If the Federal Government can “set” the cost of coverage without regard to natural market pressures (profit & loss largely), they in essence become a monopoly and the rest of the market has no way to compete and therefore no way to survive. The President knows this. Congress knows this. It is what they are counting on. They don’t want private insurance companies to survive because they desire more control over our lives – in part, to justify their own position and to further the agenda of big government, higher taxes and more control.

Taking this to the logical conclusion – without alternatives to the government-run option, we end up like Canada and the UK…there simply isn’t a way to avoid it because the real problem isn’t being addressed, which is the high costs associated with medical services. If the President and Congress wanted to fix the health care problem in America, they would have started there – as it is the most logical place to start. If health care costs are PROJECTED to double over the next decade, are we helpless to prevent that? I think not.

What are the contributing factors to the rise in the COSTS of medical services?

  • Advancement in technology | This is a natural (and good) progression. Better technology should eventually lower health care costs as it helps to diagnose faster and more accurately as well as speed the treatment/healing process. We want this to continue and I think we all are willing to pay for it, but what if research hospitals can’t fund research because the government is controlling their profits?
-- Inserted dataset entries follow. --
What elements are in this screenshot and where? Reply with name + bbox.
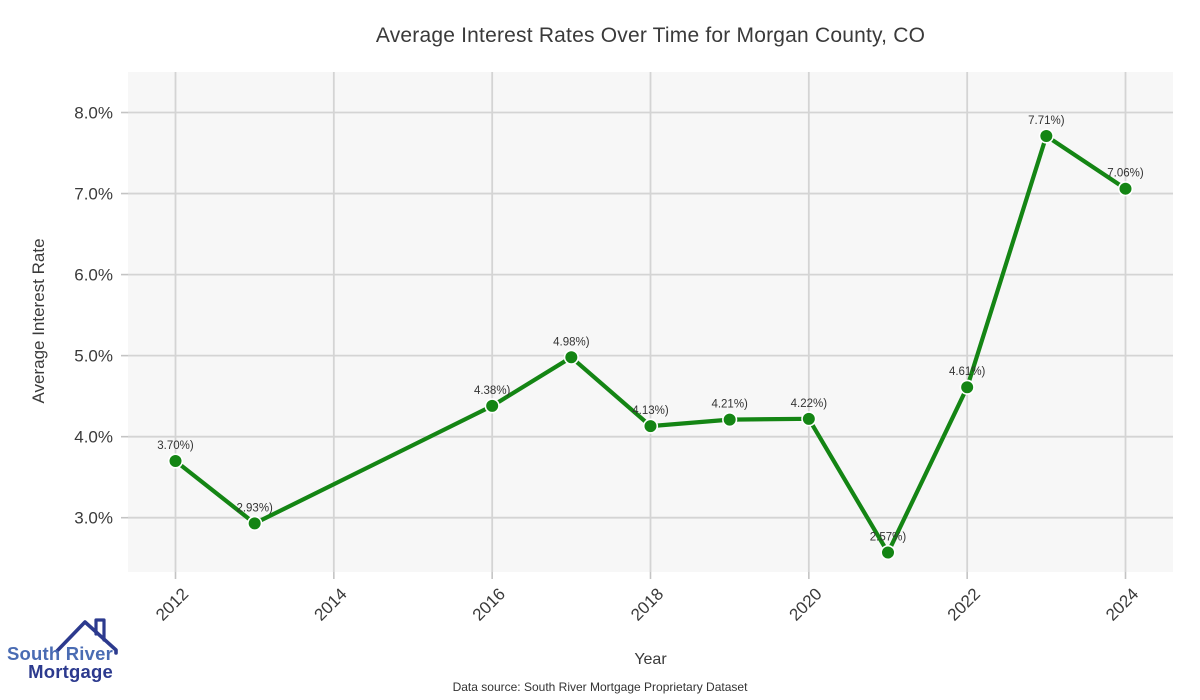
data-point-label: 4.22%) [791,398,828,410]
data-point-label: 7.71%) [1028,115,1065,127]
data-point-label: 4.13%) [632,405,669,417]
data-point-label: 7.06%) [1107,168,1144,180]
y-tick-label: 8.0% [74,104,113,123]
y-tick-label: 5.0% [74,347,113,366]
data-point-marker [1117,181,1134,197]
data-point-marker [959,379,975,395]
data-point-label: 4.98%) [553,336,590,348]
data-point-label: 4.38%) [474,385,511,397]
x-tick-label: 2016 [469,584,509,624]
data-point-marker [801,411,817,427]
logo-text-mortgage: Mortgage [28,661,113,682]
x-tick-label: 2022 [944,584,984,624]
y-tick-label: 3.0% [74,509,113,528]
x-axis-title: Year [634,651,667,668]
data-point-label: 3.70%) [157,440,194,452]
x-tick-label: 2020 [785,584,825,624]
data-point-marker [722,412,738,428]
house-roof-icon [55,618,118,655]
data-point-marker [167,453,184,469]
data-point-marker [642,418,659,434]
data-point-marker [1038,128,1054,144]
data-source-caption: Data source: South River Mortgage Propri… [452,680,748,694]
data-point-marker [247,515,263,531]
chart-title: Average Interest Rates Over Time for Mor… [375,24,926,47]
company-logo: South River Mortgage [0,612,128,692]
y-tick-label: 6.0% [74,266,113,285]
x-tick-label: 2012 [152,584,192,624]
y-tick-label: 7.0% [74,185,113,204]
data-point-marker [563,349,579,365]
data-point-label: 2.93%) [236,502,273,514]
x-tick-label: 2018 [627,584,667,624]
data-point-label: 4.61%) [949,366,986,378]
data-point-label: 2.57%) [870,532,907,544]
logo-text-south-river: South River [6,643,113,664]
x-tick-label: 2014 [310,584,350,624]
y-tick-label: 4.0% [74,428,113,447]
data-point-marker [484,398,500,414]
data-point-marker [880,544,896,561]
x-tick-label: 2024 [1102,584,1142,624]
data-point-label: 4.21%) [711,399,748,411]
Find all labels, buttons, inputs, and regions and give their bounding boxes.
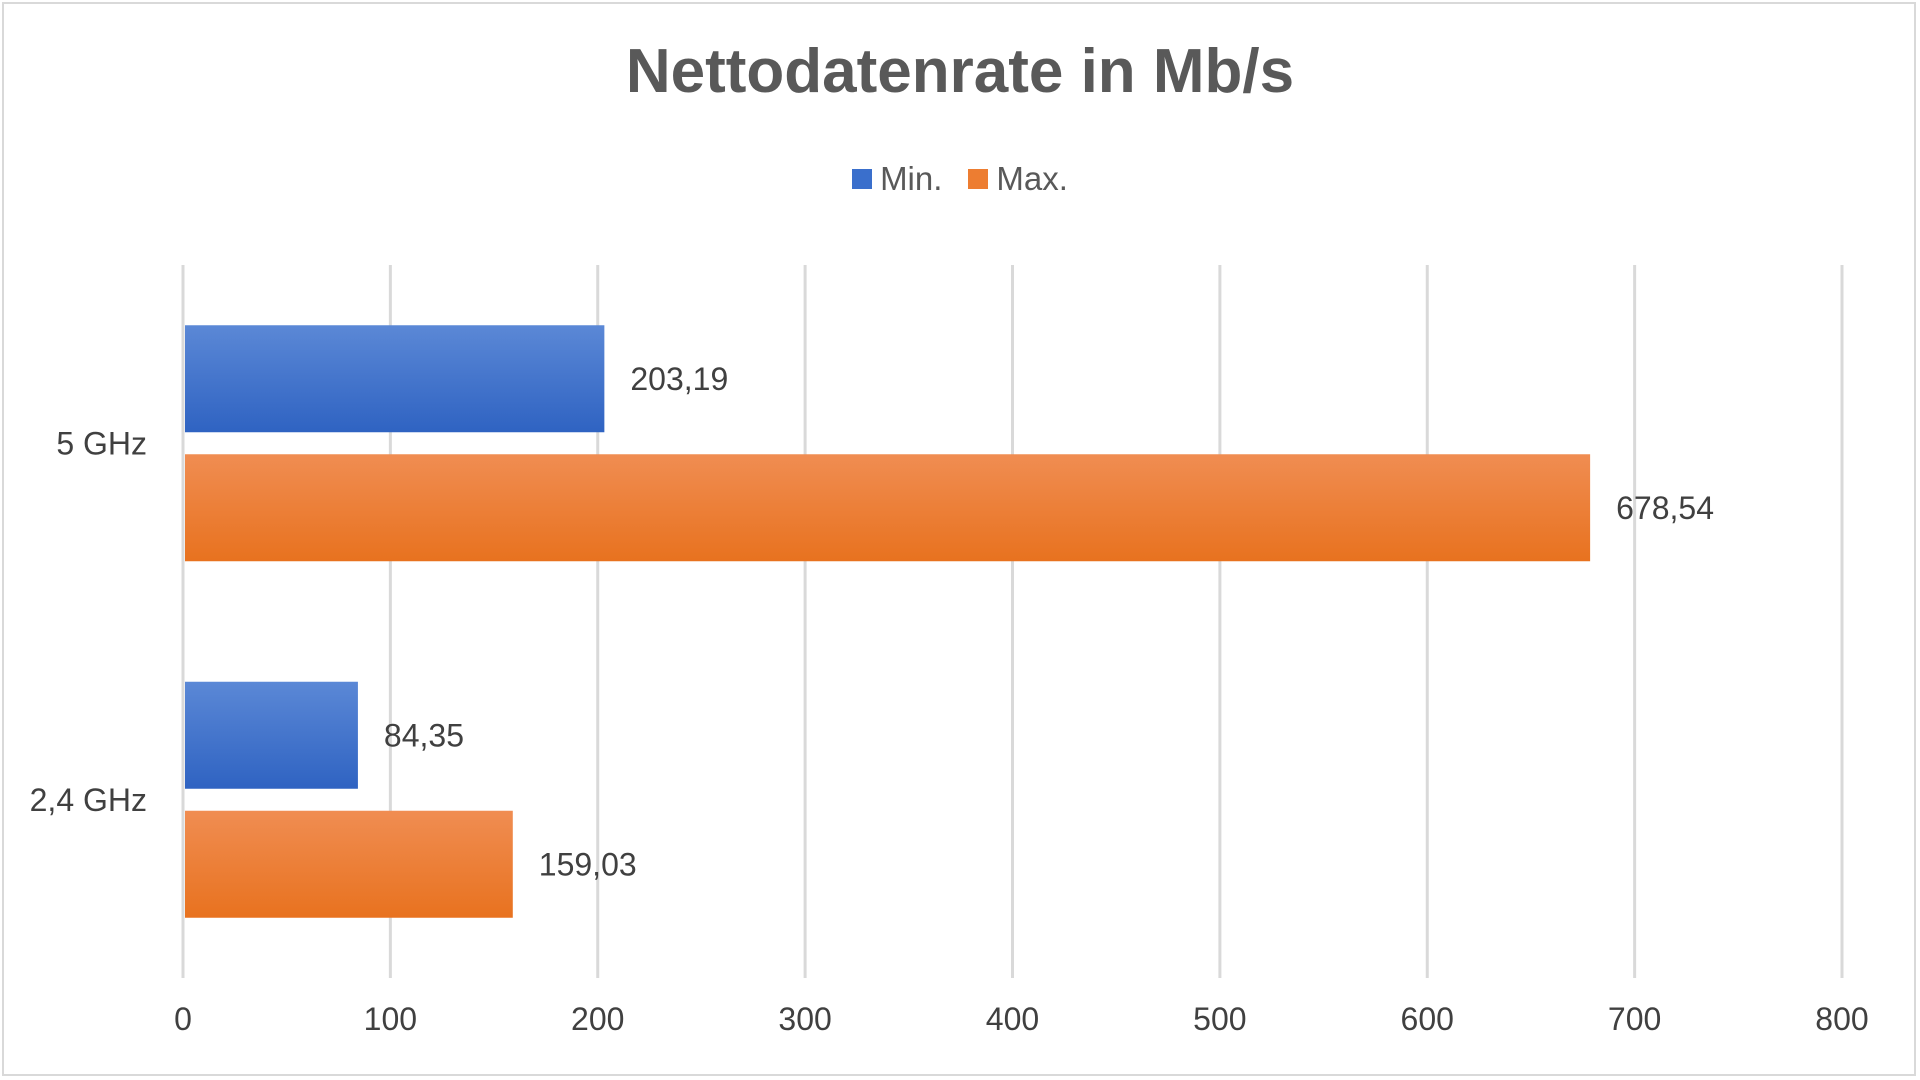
legend-swatch-max bbox=[968, 169, 989, 189]
legend-label-max: Max. bbox=[996, 160, 1068, 197]
data-label: 84,35 bbox=[384, 717, 464, 753]
bar-min bbox=[185, 681, 358, 789]
x-tick-label: 100 bbox=[364, 1001, 417, 1037]
data-label: 203,19 bbox=[630, 361, 728, 397]
x-tick-label: 500 bbox=[1193, 1001, 1246, 1037]
x-tick-label: 400 bbox=[986, 1001, 1039, 1037]
bar-layer bbox=[185, 325, 1591, 918]
legend: Min. Max. bbox=[0, 160, 1920, 198]
category-label: 5 GHz bbox=[56, 425, 147, 461]
bar-max bbox=[185, 454, 1591, 562]
grid-layer: 0 100 200 300 400 500 600 700 800 bbox=[174, 265, 1869, 1037]
x-tick-label: 800 bbox=[1815, 1001, 1868, 1037]
bar-max bbox=[185, 810, 513, 918]
chart-title: Nettodatenrate in Mb/s bbox=[625, 37, 1295, 106]
x-tick-label: 200 bbox=[571, 1001, 624, 1037]
label-layer: 5 GHz 203,19 678,54 2,4 GHz 84,35 159,03 bbox=[30, 361, 1714, 883]
x-tick-label: 300 bbox=[778, 1001, 831, 1037]
legend-item-min: Min. bbox=[852, 160, 942, 198]
data-label: 159,03 bbox=[539, 846, 637, 882]
category-label: 2,4 GHz bbox=[30, 782, 147, 818]
x-tick-label: 600 bbox=[1401, 1001, 1454, 1037]
x-tick-label: 0 bbox=[174, 1001, 192, 1037]
legend-item-max: Max. bbox=[968, 160, 1068, 198]
x-tick-label: 700 bbox=[1608, 1001, 1661, 1037]
bar-min bbox=[185, 325, 605, 433]
legend-swatch-min bbox=[852, 169, 873, 189]
legend-label-min: Min. bbox=[880, 160, 943, 197]
data-label: 678,54 bbox=[1616, 490, 1714, 526]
You know the answer…
  • Malpractice insurance | The courts have done this country a huge disservice in providing a place to attract medical lawsuits. The millions upon millions awarded to those cases are paid via malpractice insurance. And because insurance companies are subject to profit/loss pressures, they must consequently raise the rate for said insurance. The doctor has no choice but to pay the increased premiums and consequently passes that along to you and me in his/her rate.Limit the amounts awarded in medical malpractice suits and the premiums come back down and so will the rates – all a natural consequence of competition in the marketplace. This is known as tort reform.
  • Uninsured care | Nobody is denied emergency care in America. Again, something we can almost all agree that is good WHEN RESERVED FOR AMERICAN CITIZENS. A large portion of the costs for uninsured care comes from illegal aliens (I use the term on purpose) as they can’t get insurance BECAUSE THEY ARE ILLEGALLY IN THE COUNTRY. So, this cost is linked to another failure of our government – border security and immigration law enforcement. The hospitals therefore are forced to pass those costs on to those that actually pay the bills, which hits the insurance companies first and so on and so on…

I’m sure there are others as I’m not an expert in the field – my degree is in Physics and I design websites for a living, but even I see bad things ahead.

So what are we to do? First, tell your representatives and senators to slow down. Health care reform is a HUGE issue and should not be taken lightly and needs much debate and investigation. We didn’t get into this mess in a week, and we won’t get out of in a week. In fact, how about we focus on the economy and then tackle this issue? We must not let present-day circumstances force us into thinking that we can’t wait. We can – we have – we must.